The latest report from Freddie Mac shows that despite some recent bumps, the U.S. housing market remains on track to exceed last year’s best-in-a-decade levels for housing starts and home sales.
Highlights from the June outlook released last week include:
- May marked the 80th consecutive month of job gains. The nationwide unemployment rate dropped another 0.1 percentage points to 4.3 percent.
- Housing starts fell 2.6 percent in April and permits for single-family homes also declined. After a strong March, home sales also a took a hit with new home sales falling 11.4 percent and existing home sales falling 2.3 percent in April. These recent declines are expected to reverse as low mortgage interest rates and solid job gains boost the housing market, according to the report.
- Average mortgage rates have declined more than they have risen in recent weeks. However, they are still almost 50 basis points higher than last year’s low. Unless rates fall below 3.5 percent for an extended period, refinance volume will fall short of last year’s levels.
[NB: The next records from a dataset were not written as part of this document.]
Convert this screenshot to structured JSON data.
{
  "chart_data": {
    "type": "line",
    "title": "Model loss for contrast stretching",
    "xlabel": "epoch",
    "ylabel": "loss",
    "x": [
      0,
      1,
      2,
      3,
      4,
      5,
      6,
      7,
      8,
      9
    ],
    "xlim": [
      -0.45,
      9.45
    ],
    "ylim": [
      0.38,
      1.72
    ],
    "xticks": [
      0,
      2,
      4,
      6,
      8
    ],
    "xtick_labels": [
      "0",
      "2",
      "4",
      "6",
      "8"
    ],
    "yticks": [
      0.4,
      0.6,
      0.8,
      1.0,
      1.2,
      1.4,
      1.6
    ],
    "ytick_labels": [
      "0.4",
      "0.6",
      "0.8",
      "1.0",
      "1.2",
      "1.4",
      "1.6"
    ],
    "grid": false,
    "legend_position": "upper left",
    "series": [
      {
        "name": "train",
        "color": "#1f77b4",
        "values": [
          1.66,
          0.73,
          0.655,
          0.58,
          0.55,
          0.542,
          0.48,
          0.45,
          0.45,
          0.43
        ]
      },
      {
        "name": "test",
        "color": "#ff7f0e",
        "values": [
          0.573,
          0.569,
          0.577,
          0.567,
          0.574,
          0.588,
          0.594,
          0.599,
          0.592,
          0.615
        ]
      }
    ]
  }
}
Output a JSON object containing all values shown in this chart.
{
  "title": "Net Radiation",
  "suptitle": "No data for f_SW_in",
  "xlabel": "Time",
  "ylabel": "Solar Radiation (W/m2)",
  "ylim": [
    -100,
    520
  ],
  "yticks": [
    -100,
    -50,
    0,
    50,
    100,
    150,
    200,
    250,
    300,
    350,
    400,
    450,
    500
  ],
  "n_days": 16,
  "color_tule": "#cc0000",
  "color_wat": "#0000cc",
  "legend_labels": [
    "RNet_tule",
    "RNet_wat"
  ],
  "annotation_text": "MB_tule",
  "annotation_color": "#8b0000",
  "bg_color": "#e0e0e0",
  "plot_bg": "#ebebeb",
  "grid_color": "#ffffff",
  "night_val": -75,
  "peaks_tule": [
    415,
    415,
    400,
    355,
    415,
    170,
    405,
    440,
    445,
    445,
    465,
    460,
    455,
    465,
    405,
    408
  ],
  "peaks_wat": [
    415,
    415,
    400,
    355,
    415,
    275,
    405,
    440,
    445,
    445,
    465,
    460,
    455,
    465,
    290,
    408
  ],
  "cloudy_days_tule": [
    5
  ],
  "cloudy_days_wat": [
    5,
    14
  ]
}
- Strong demand and a short supply of housing in many markets continues to push house prices higher. In the first quarter of 2017, the homeownership rate was 63.6 percent – six percentage points lower than its peak in 2004, when it reached its all-time high of 69.2 percent
“After a strong March, the housing market, from housing starts to new and existing home sales, took a hit in April,” Sean Becketti, Freddie Mac’s chief economist said in a statement. “The recent declines are likely to reverse as low mortgage interest rates and solid job gains boost the housing market. We expect housing starts and home sales to firm in the coming months and for 2017 to exceed 2016’s best-in-a-decade levels.”